Le premier ministre britannique David Cameron, le 21 juin. | LEON NEAL / AFP

Quelle que soit l’issue du référendum britannique du 23 juin, la leçon en est claire. Et elle n’est pas celle que prédisent la plupart des commentateurs : une prime au chantage en cas de « Remain », une contagion vers la sortie en cas de « Brexit ». Elle n’est pas non plus celle de la sempiternelle autoflagellation européenne : le vote « Leave » est à la fois spécifiquement britannique et relève d’une vague de fond populiste à l’œuvre dans l’ensemble du monde.

Non, la seule leçon qui vaille à tirer du lamentable feuilleton initié il y a trois ans par David Cameron s’adresse aux chefs d’Etat et de gouvernement européens : arrêtez de jouer avec le feu ! Cessez de sacrifier le projet européen, les États dont vous avez la charge, la posture géopolitique de l’Occident et l’économie mondiale sur l’autel de vos ambitions personnelles et de vos intérêts partisans ! C’est là tout le contraire de la dignité de la fonction politique.
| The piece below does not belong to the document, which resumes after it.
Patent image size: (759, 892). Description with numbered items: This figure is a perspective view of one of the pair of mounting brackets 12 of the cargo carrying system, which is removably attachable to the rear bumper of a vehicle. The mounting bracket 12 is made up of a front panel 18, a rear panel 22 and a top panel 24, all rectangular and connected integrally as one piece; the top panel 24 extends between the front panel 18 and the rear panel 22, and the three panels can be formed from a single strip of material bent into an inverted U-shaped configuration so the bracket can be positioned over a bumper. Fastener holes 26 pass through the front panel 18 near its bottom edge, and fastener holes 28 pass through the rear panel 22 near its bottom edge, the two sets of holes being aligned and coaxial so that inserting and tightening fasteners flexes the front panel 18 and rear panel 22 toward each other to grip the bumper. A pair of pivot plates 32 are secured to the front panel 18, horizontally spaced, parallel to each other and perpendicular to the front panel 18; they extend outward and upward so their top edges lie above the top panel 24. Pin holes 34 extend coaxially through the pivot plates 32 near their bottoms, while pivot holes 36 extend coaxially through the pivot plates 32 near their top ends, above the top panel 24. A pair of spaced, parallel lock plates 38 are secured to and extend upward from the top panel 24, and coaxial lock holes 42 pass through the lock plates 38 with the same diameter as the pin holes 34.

J’entends déjà les cris d’orfraie des pseudo-démocrates antieuropéennes jubilant au chevet de l’Union : le dernier mot appartient au peuple, il n’existe pas de peuple européen, seuls les peuples des nations européennes ont voix au chapitre ! Mais la faillite des élites européennes - dirigeants nationaux au premier chef, mais bien au-delà -, est précisément d’avoir acheté cet argument simpliste, démagogique et intéressé argent comptant, en abdiquant leurs responsabilités.
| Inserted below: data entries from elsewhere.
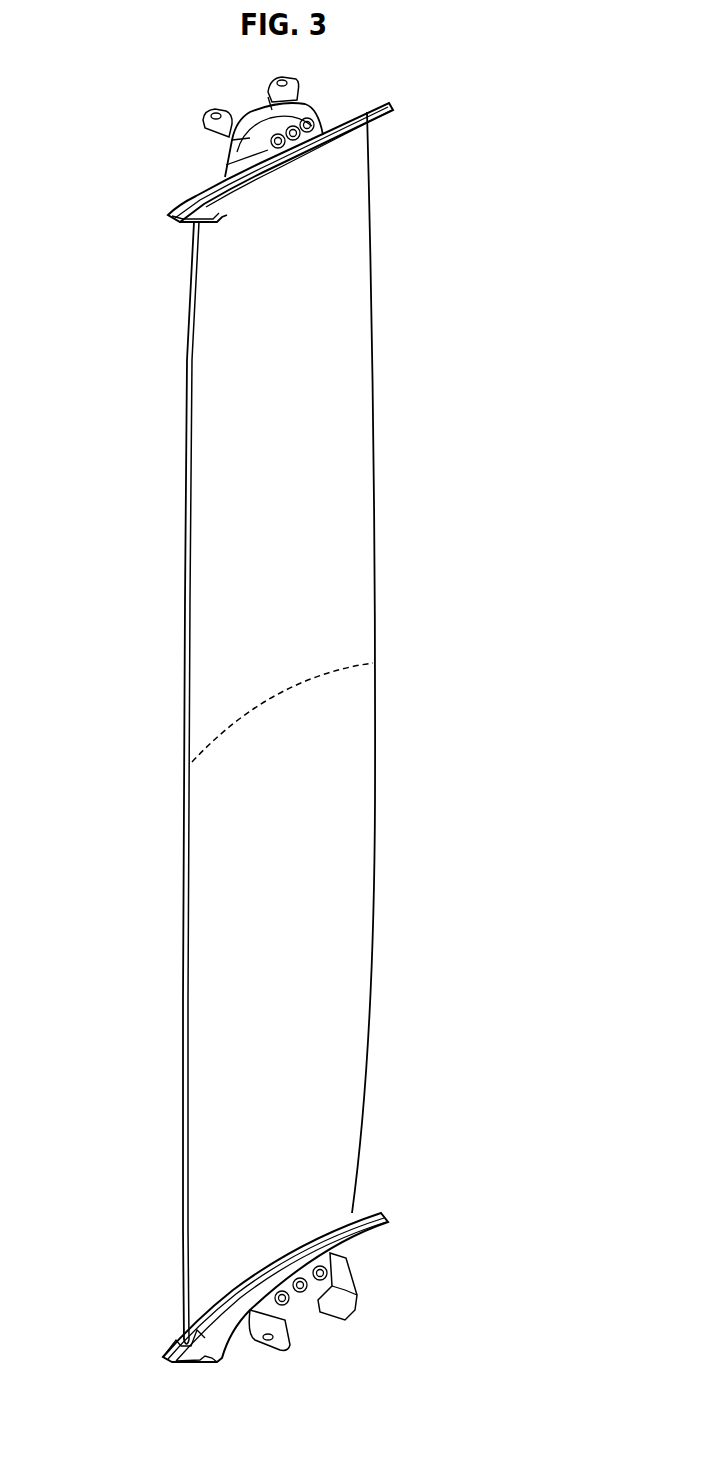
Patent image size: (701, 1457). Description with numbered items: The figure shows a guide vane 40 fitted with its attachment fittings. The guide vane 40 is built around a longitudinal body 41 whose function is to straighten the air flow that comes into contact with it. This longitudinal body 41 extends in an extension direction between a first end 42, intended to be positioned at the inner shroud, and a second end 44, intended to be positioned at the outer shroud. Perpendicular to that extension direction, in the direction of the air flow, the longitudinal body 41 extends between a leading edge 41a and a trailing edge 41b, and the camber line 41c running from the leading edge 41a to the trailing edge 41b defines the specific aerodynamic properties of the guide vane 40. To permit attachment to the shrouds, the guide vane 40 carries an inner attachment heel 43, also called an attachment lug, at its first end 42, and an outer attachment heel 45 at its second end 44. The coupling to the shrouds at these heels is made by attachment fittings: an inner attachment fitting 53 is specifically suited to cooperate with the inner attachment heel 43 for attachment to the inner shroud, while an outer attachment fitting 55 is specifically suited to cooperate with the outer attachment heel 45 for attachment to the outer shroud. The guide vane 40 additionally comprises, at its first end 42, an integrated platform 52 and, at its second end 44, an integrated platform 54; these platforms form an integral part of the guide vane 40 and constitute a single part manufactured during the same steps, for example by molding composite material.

The guide vane 40 is at (84, 501).
The longitudinal body 41 is at (298, 430).
The leading edge 41a is at (185, 793).
The trailing edge 41b is at (377, 773).
The camber line 41c is at (277, 695).
The first end 42 is at (133, 1223).
The inner attachment heel 43 is at (346, 1254).
The second end 44 is at (133, 103).
The outer attachment heel 45 is at (318, 103).
The integrated platform 52 is at (180, 1345).
The inner attachment fitting 53 is at (287, 1323).
The integrated platform 54 is at (382, 125).
The outer attachment fitting 55 is at (206, 106).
La démocratie représentative n’a pas été inventée pour rien, elle demeure plus indispensable que jamais à l’ère d’Internet, ou toutes les opinions qui s’expriment ne se valent toujours pas, et où l’« opinion » auto entretenue est encore plus mauvaise conseillère que jadis. Qui osera prétendre que la majorité des citoyens britanniques qui s’apprêtent à voter contre l’immigration d'Europe de l'est - que Londres a du reste été le premier à encourager - ont la moindre idée des répercussions désastreuses d’un « Brexit » sur le Royaume-Uni, sur le projet européen, l’Alliance atlantique, et la stabilité du monde ? Quel leader européen aura le courage d’affirmer haut et fort qu’il est grand temps d’en finir - par une interdiction dans les traités - avec les référendums nationaux unilatéraux, opportunistes et démagogiques sur des questions mettant en jeu l’avenir de l’ensemble des Européens ? Jouer à pile ou face l’avenir du Royaume-Uni et de l’Union européenne n’a rien à voir avec la démocratie.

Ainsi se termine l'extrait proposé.